La polygamie, une normalité au Sénégal


Élu en 2024 à l’âge de 44 ans, Bassirou Diomaye Faye est le premier président sénégalais à s’afficher publiquement avec ses deux épouses. Socialement acceptée, la polygamie fait partie du quotidien au pays de la Teranga, où près de 93,8 % de la population est musulmane*.
Dans une maison cossue de Dakar, le ton monte. « Je te prenais pour une sœur, mais tu m’as poignardée dans le dos », lance l’une des femmes. La tension est palpable. Les accusations fusent. La musique appuie le caractère dramatique de la scène. « Tout ce que j’ai construit en 40 ans s’effondre, déplore le narrateur. Mais qu’ai-je fait au bon Dieu? »
Produit par Marodi TV Sénégal, Doomu Baay s’inscrit dans la vague de feuilletons à succès qui ont explosé au Sénégal depuis le début des années 2010. Ici, l’histoire s’articule autour d’Amadou, « qui a réussi à unir ses épouses et ses enfants dans la paix et la solidarité durant 40 ans », résume la production.

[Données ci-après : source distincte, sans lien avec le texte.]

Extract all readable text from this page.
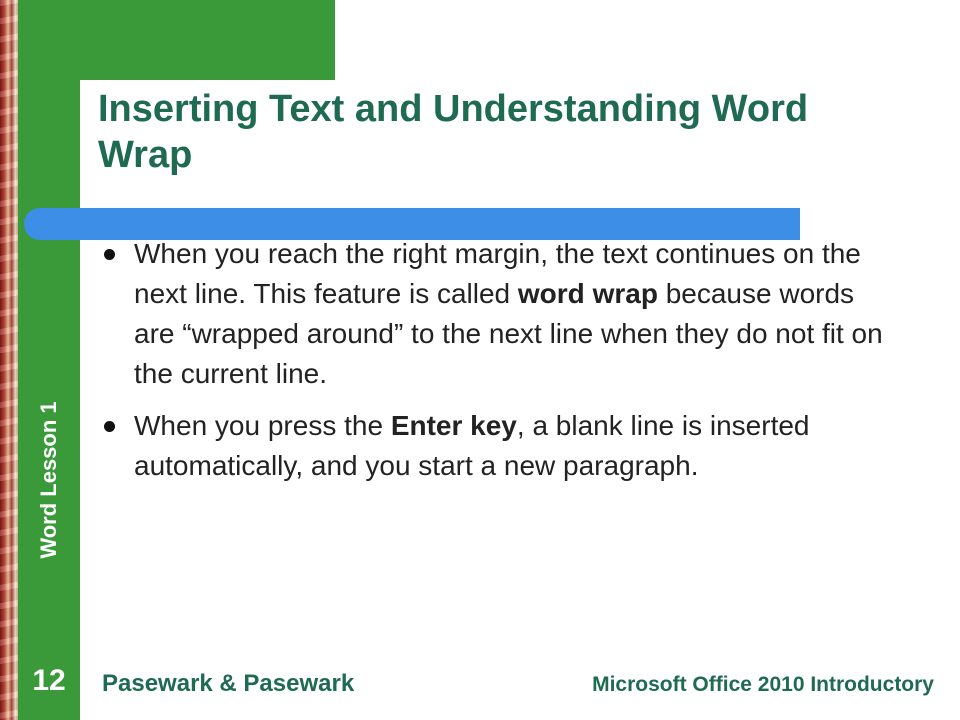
Inserting Text and Understanding Word Wrap
Word Lesson 1
When you reach the right margin, the text continues on the next line. This feature is called word wrap because words are “wrapped around” to the next line when they do not fit on the current line.
When you press the Enter key, a blank line is inserted automatically, and you start a new paragraph.
12	Pasewark & Pasewark	Microsoft Office 2010 Introductory
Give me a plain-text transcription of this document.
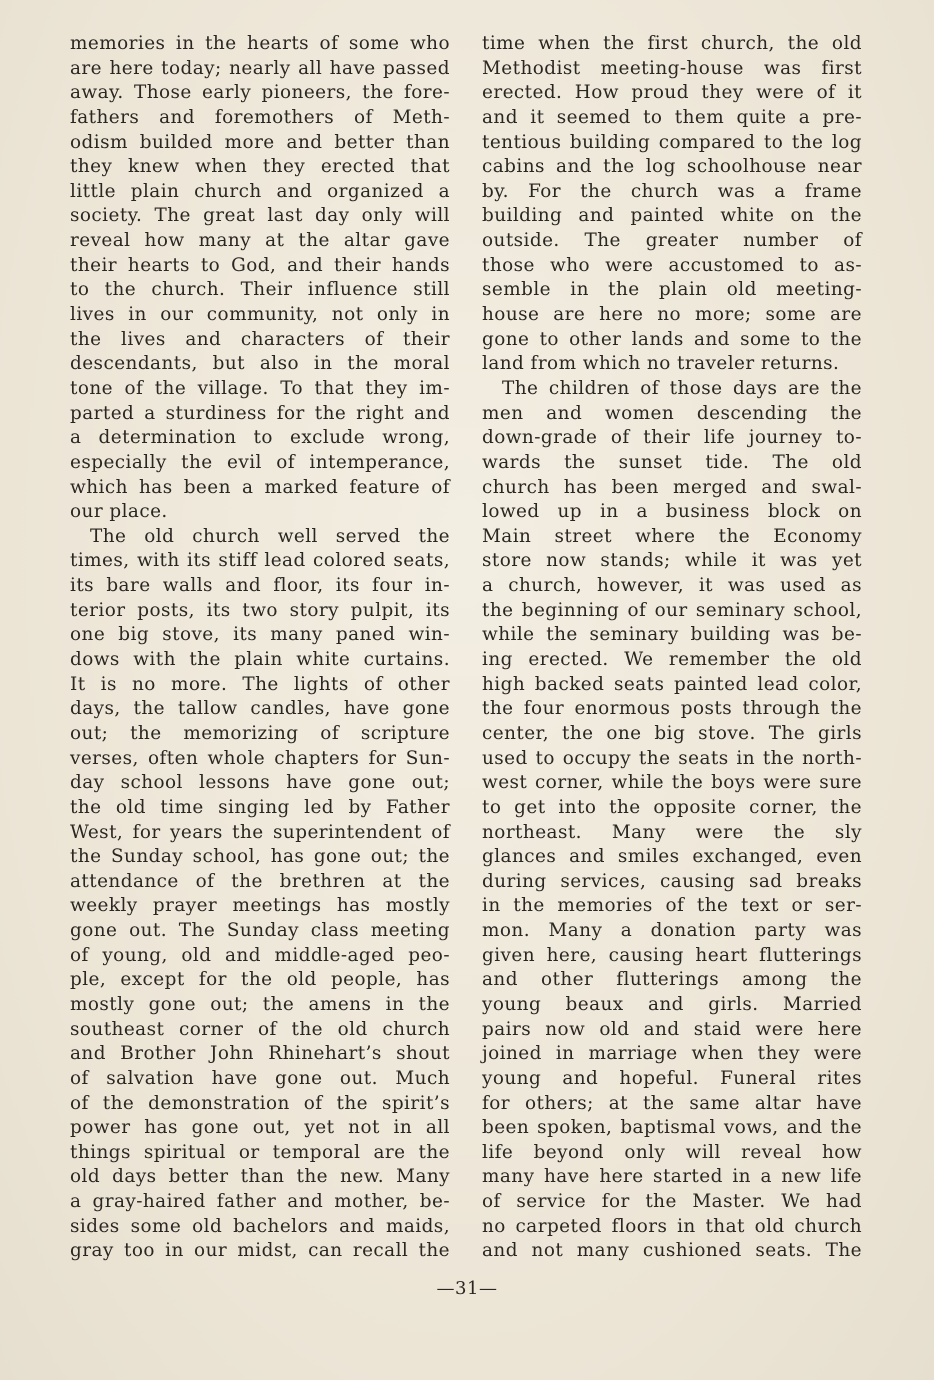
memories in the hearts of some who
are here today; nearly all have passed
away. Those early pioneers, the fore-
fathers and foremothers of Meth-
odism builded more and better than
they knew when they erected that
little plain church and organized a
society. The great last day only will
reveal how many at the altar gave
their hearts to God, and their hands
to the church. Their influence still
lives in our community, not only in
the lives and characters of their
descendants, but also in the moral
tone of the village. To that they im-
parted a sturdiness for the right and
a determination to exclude wrong,
especially the evil of intemperance,
which has been a marked feature of
our place.
The old church well served the
times, with its stiff lead colored seats,
its bare walls and floor, its four in-
terior posts, its two story pulpit, its
one big stove, its many paned win-
dows with the plain white curtains.
It is no more. The lights of other
days, the tallow candles, have gone
out; the memorizing of scripture
verses, often whole chapters for Sun-
day school lessons have gone out;
the old time singing led by Father
West, for years the superintendent of
the Sunday school, has gone out; the
attendance of the brethren at the
weekly prayer meetings has mostly
gone out. The Sunday class meeting
of young, old and middle-aged peo-
ple, except for the old people, has
mostly gone out; the amens in the
southeast corner of the old church
and Brother John Rhinehart’s shout
of salvation have gone out. Much
of the demonstration of the spirit’s
power has gone out, yet not in all
things spiritual or temporal are the
old days better than the new. Many
a gray-haired father and mother, be-
sides some old bachelors and maids,
gray too in our midst, can recall the
time when the first church, the old
Methodist meeting-house was first
erected. How proud they were of it
and it seemed to them quite a pre-
tentious building compared to the log
cabins and the log schoolhouse near
by. For the church was a frame
building and painted white on the
outside. The greater number of
those who were accustomed to as-
semble in the plain old meeting-
house are here no more; some are
gone to other lands and some to the
land from which no traveler returns.
The children of those days are the
men and women descending the
down-grade of their life journey to-
wards the sunset tide. The old
church has been merged and swal-
lowed up in a business block on
Main street where the Economy
store now stands; while it was yet
a church, however, it was used as
the beginning of our seminary school,
while the seminary building was be-
ing erected. We remember the old
high backed seats painted lead color,
the four enormous posts through the
center, the one big stove. The girls
used to occupy the seats in the north-
west corner, while the boys were sure
to get into the opposite corner, the
northeast. Many were the sly
glances and smiles exchanged, even
during services, causing sad breaks
in the memories of the text or ser-
mon. Many a donation party was
given here, causing heart flutterings
and other flutterings among the
young beaux and girls. Married
pairs now old and staid were here
joined in marriage when they were
young and hopeful. Funeral rites
for others; at the same altar have
been spoken, baptismal vows, and the
life beyond only will reveal how
many have here started in a new life
of service for the Master. We had
no carpeted floors in that old church
and not many cushioned seats. The
—31—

Tournées en wolof, les séries comme Doomu Baay, Maîtresse d’un homme marié, Karma et Le polygame séduisent tant le public d’Afrique de l’Ouest que la diaspora, grâce à leur diffusion sur YouTube. La famille, l’amour et les trahisons sont au cœur des intrigues. « La polygamie est très présente dans la vie réelle des Sénégalais, observe Amina Seck, scénariste, autrice, romancière et fondatrice du Salon du livre féminin de Dakar. C’est ce qui se voit dans les séries locales. La plupart du temps, la trame sera l’arrivée de la deuxième femme. Tout le narratif tourne autour de la polygamie. »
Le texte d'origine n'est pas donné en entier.